Le blé, le maïs et les hybrides

La projection débat de Serres-Castet déchaîne les passions! Je m’en réjouis car c’est un signe de démocratie.

Ayant lu, ici et là, qu’on déforme mes propos, je recommande à ceux qui auraient mal compris ce que j’ai dit de regarder mon film « Blé: chronique d’une mort annoncée », diffusée sur ARTE dans le cadre d’une soirée Thema, intitulée « Main basse sur la nature » en 2005.

J’y raconte l’histoire de la céréale dorée, depuis le néolithique jusqu’à nos jours, en présentant notamment le rôle des sélectionneurs – de Vilmoret à Limagrain- pour créer des « variétés améliorées », issues de croisements généalogiques. Leur but était d’augmenter les rendements du blé qui, de fait, sont passés d’environ 10 quintaux l’hectare au début du XXème sicèle à parfois 100 quintaux aujourd’hui. Le prix de cet exploit fut l’usage intensif d’engrais et de pesticides chimiques, qui ont détruit la fertilité des sols, pollué l’environnement et mis en péril la santé des agriculteurs.

Ces « variétés améliorées » ont entraîné une réduction draconienne de la biodiversité du blé, mais n’ont pas empêché les agriculteurs de conserver une partie de leurs récoltes pour ensemencer leurs champs, l’année suivante.

Ce n’est pas le cas des hybrides de maïs inventées par Pioneer Hi- Bred International, la société qu’a créée en 1926, à Des Moines (Iowa) Henri Wallace, vice président des Etats Unis de 1941 à 1945. Pour les semenciers, les hybrides de maïs sont une aubaine, puisqu’ils sont quasiment stériles à la deuxième génération, ce qui contraint les agriculteurs, comme les producteurs du Sud Ouest, à racheter des semences tous les ans, et les rend donc totalement dépendants de l’agroindustrie.

L’hybridation du maïs, une plante allogame à la différence du blé qui est une plante autogame, constitue de facto une stérilisation biologique de la céréale, qui permet aux semenciers de contrôler le très juteux marché des semences. Les semenciers , comme Monsanto, n’ayant pas pu obtenir le même résultat avec les croisements généalogiques du blé, ils se sont rabattus sur les brevets, qui constituent , eux, une stérilisation juridique, qui interdit aux paysans de resemer une partie de leur récolte, sous peine de poursuite.

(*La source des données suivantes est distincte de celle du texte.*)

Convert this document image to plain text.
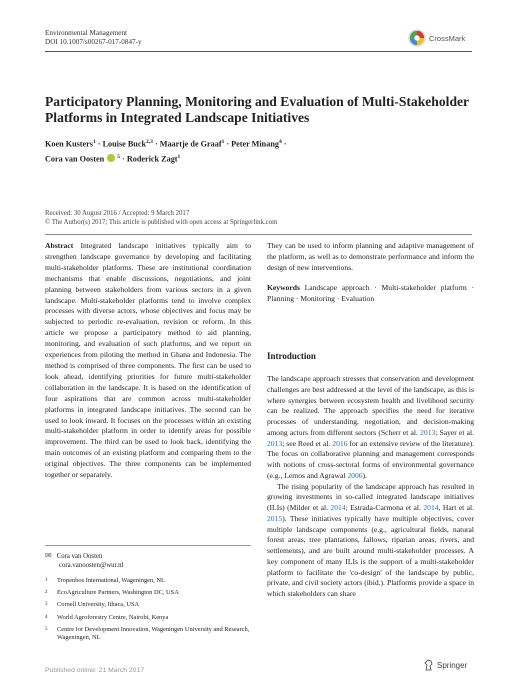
Environmental Management
DOI 10.1007/s00267-017-0847-y	CrossMark
Participatory Planning, Monitoring and Evaluation of Multi-Stakeholder Platforms in Integrated Landscape Initiatives
Koen Kusters$^1$ · Louise Buck$^{2,3}$ · Maartje de Graaf$^1$ · Peter Minang$^4$ ·
Cora van Oosten $^5$ · Roderick Zagt$^1$
Received: 30 August 2016 / Accepted: 9 March 2017
© The Author(s) 2017; This article is published with open access at Springerlink.com

Abstract Integrated landscape initiatives typically aim to strengthen landscape governance by developing and facilitating multi-stakeholder platforms. These are institutional coordination mechanisms that enable discussions, negotiations, and joint planning between stakeholders from various sectors in a given landscape. Multi-stakeholder platforms tend to involve complex processes with diverse actors, whose objectives and focus may be subjected to periodic re-evaluation, revision or reform. In this article we propose a participatory method to aid planning, monitoring, and evaluation of such platforms, and we report on experiences from piloting the method in Ghana and Indonesia. The method is comprised of three components. The first can be used to look ahead, identifying priorities for future multi-stakeholder collaboration in the landscape. It is based on the identification of four aspirations that are common across multi-stakeholder platforms in integrated landscape initiatives. The second can be used to look inward. It focuses on the processes within an existing multi-stakeholder platform in order to identify areas for possible improvement. The third can be used to look back, identifying the main outcomes of an existing platform and comparing them to the original objectives. The three components can be implemented together or separately.

They can be used to inform planning and adaptive management of the platform, as well as to demonstrate performance and inform the design of new interventions.

Keywords Landscape approach · Multi-stakeholder platform · Planning · Monitoring · Evaluation

Introduction

The landscape approach stresses that conservation and development challenges are best addressed at the level of the landscape, as this is where synergies between ecosystem health and livelihood security can be realized. The approach specifies the need for iterative processes of understanding, negotiation, and decision-making among actors from different sectors (Scherr et al. 2013; Sayer et al. 2013; see Reed et al. 2016 for an extensive review of the literature). The focus on collaborative planning and management corresponds with notions of cross-sectoral forms of environmental governance (e.g., Lemos and Agrawal 2006).

The rising popularity of the landscape approach has resulted in growing investments in so-called integrated landscape initiatives (ILIs) (Milder et al. 2014; Estrada-Carmona et al. 2014, Hart et al. 2015). These initiatives typically have multiple objectives, cover multiple landscape components (e.g., agricultural fields, natural forest areas, tree plantations, fallows, riparian areas, rivers, and settlements), and are built around multi-stakeholder processes. A key component of many ILIs is the support of a multi-stakeholder platform to facilitate the 'co-design' of the landscape by public, private, and civil society actors (ibid.). Platforms provide a space in which stakeholders can share

✉ Cora van Oosten
cora.vanoosten@wur.nl
1	Tropenbos International, Wageningen, NL
2	EcoAgriculture Partners, Washington DC, USA
3	Cornell University, Ithaca, USA
4	World Agroforestry Centre, Nairobi, Kenya
5	Centre for Development Innovation, Wageningen University and Research, Wageningen, NL
Published online: 21 March 2017
Springer
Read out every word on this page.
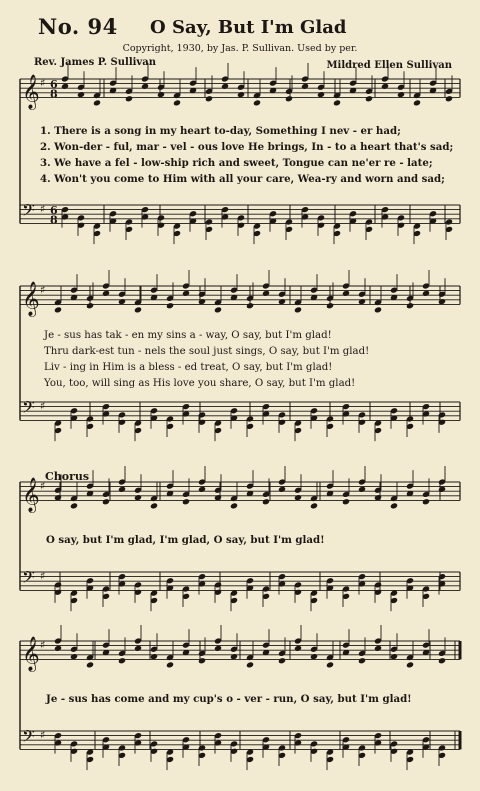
No. 94 O Say, But I'm Glad
Copyright, 1930, by Jas. P. Sullivan. Used by per.
Rev. James P. Sullivan	Mildred Ellen Sullivan
𝄞 ♯ 6
8
𝄢 ♯ 6
8
𝄞 ♯
𝄢 ♯
𝄞 ♯
𝄢 ♯
𝄞 ♯
𝄢 ♯
1. There is a song in my heart to-day, Something I nev - er had;
2. Won-der - ful, mar - vel - ous love He brings, In - to a heart that's sad;
3. We have a fel - low-ship rich and sweet, Tongue can ne'er re - late;
4. Won't you come to Him with all your care, Wea-ry and worn and sad;
Je - sus has tak - en my sins a - way, O say, but I'm glad!
Thru dark-est tun - nels the soul just sings, O say, but I'm glad!
Liv - ing in Him is a bless - ed treat, O say, but I'm glad!
You, too, will sing as His love you share, O say, but I'm glad!
Chorus
O say, but I'm glad, I'm glad, O say, but I'm glad!
Je - sus has come and my cup's o - ver - run, O say, but I'm glad!
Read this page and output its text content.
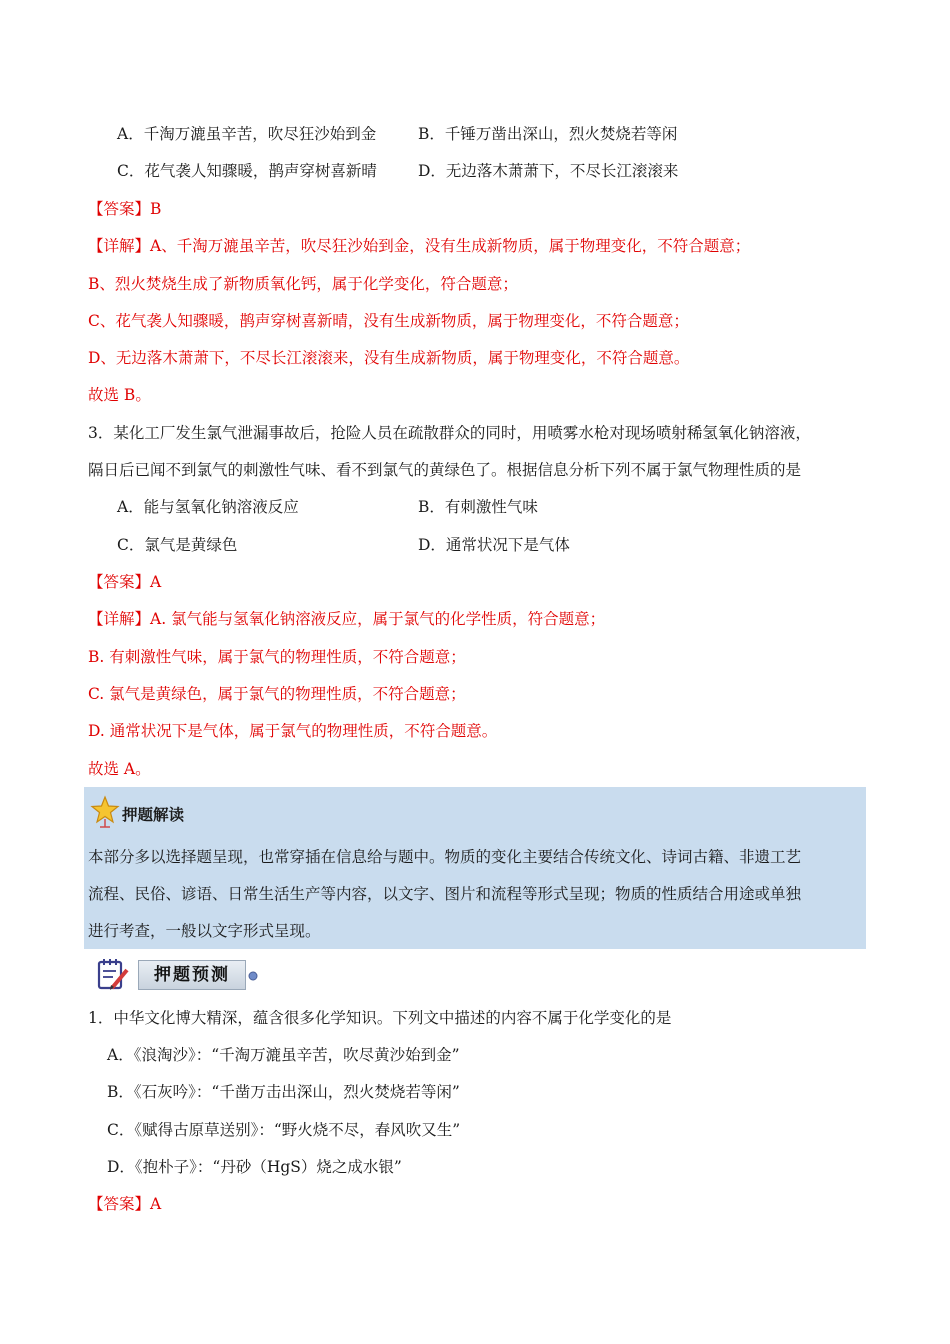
A．千淘万漉虽辛苦，吹尽狂沙始到金	B．千锤万凿出深山，烈火焚烧若等闲
C．花气袭人知骤暖，鹊声穿树喜新晴	D．无边落木萧萧下，不尽长江滚滚来
【答案】B
【详解】A、千淘万漉虽辛苦，吹尽狂沙始到金，没有生成新物质，属于物理变化，不符合题意；
B、烈火焚烧生成了新物质氧化钙，属于化学变化，符合题意；
C、花气袭人知骤暖，鹊声穿树喜新晴，没有生成新物质，属于物理变化，不符合题意；
D、无边落木萧萧下，不尽长江滚滚来，没有生成新物质，属于物理变化，不符合题意。
故选 B。
3．某化工厂发生氯气泄漏事故后，抢险人员在疏散群众的同时，用喷雾水枪对现场喷射稀氢氧化钠溶液，
隔日后已闻不到氯气的刺激性气味、看不到氯气的黄绿色了。根据信息分析下列不属于氯气物理性质的是
A．能与氢氧化钠溶液反应	B．有刺激性气味
C．氯气是黄绿色	D．通常状况下是气体
【答案】A
【详解】A. 氯气能与氢氧化钠溶液反应，属于氯气的化学性质，符合题意；
B. 有刺激性气味，属于氯气的物理性质，不符合题意；
C. 氯气是黄绿色，属于氯气的物理性质，不符合题意；
D. 通常状况下是气体，属于氯气的物理性质，不符合题意。
故选 A。
押题解读
本部分多以选择题呈现，也常穿插在信息给与题中。物质的变化主要结合传统文化、诗词古籍、非遗工艺
流程、民俗、谚语、日常生活生产等内容，以文字、图片和流程等形式呈现；物质的性质结合用途或单独
进行考查，一般以文字形式呈现。
押题预测
1．中华文化博大精深，蕴含很多化学知识。下列文中描述的内容不属于化学变化的是
A．《浪淘沙》：“千淘万漉虽辛苦，吹尽黄沙始到金”
B．《石灰吟》：“千凿万击出深山，烈火焚烧若等闲”
C．《赋得古原草送别》：“野火烧不尽，春风吹又生”
D．《抱朴子》：“丹砂（HgS）烧之成水银”
【答案】A
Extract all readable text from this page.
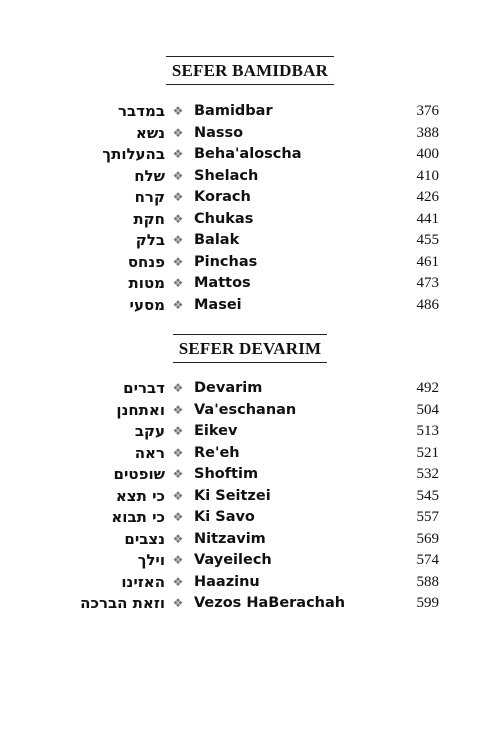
SEFER BAMIDBAR
במדבר ❖ Bamidbar	376
נשא ❖ Nasso	388
בהעלותך ❖ Beha'aloscha	400
שלח ❖ Shelach	410
קרח ❖ Korach	426
חקת ❖ Chukas	441
בלק ❖ Balak	455
פנחס ❖ Pinchas	461
מטות ❖ Mattos	473
מסעי ❖ Masei	486
SEFER DEVARIM
דברים ❖ Devarim	492
ואתחנן ❖ Va'eschanan	504
עקב ❖ Eikev	513
ראה ❖ Re'eh	521
שופטים ❖ Shoftim	532
כי תצא ❖ Ki Seitzei	545
כי תבוא ❖ Ki Savo	557
נצבים ❖ Nitzavim	569
וילך ❖ Vayeilech	574
האזינו ❖ Haazinu	588
וזאת הברכה ❖ Vezos HaBerachah	599
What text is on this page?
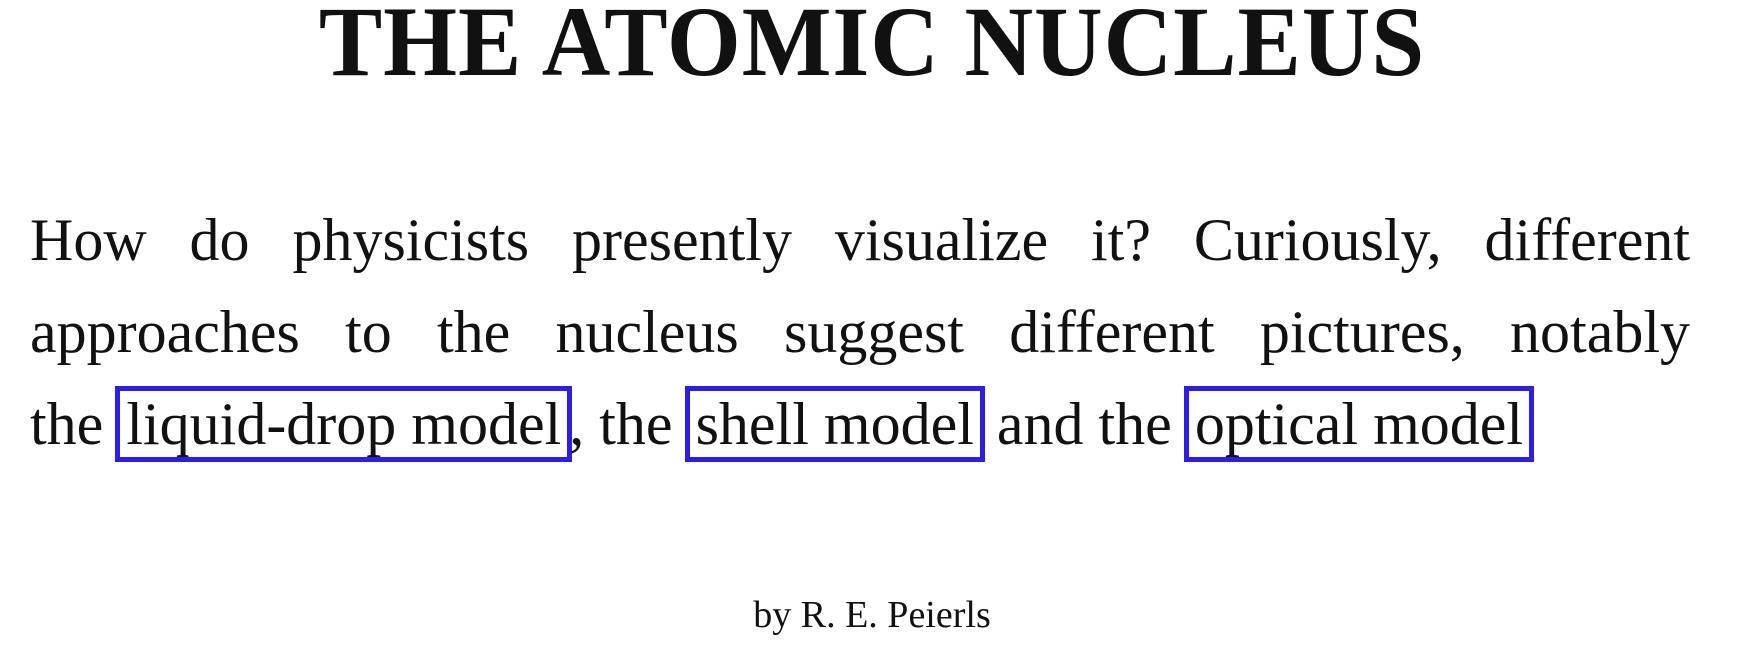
THE ATOMIC NUCLEUS
How do physicists presently visualize it? Curiously, different
approaches to the nucleus suggest different pictures, notably
the liquid-drop model , the shell model and the optical model
by R. E. Peierls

C’est la « vertu » des OGM, qui sont brevetés. C’est ce que je montre dans mon film « Blé: chronique d’une mort annoncée » où je raconte comment Monsanto a échoué à mettre sur le marché un blé transgénique, résistant au roundup, qui aurait bouleversé les pratiques millénaires des paysans, y compris dans les prairies canadiennes, où les grands producteurs de blé n’achètent de nouvelles semences qu’environ tous les dix ans.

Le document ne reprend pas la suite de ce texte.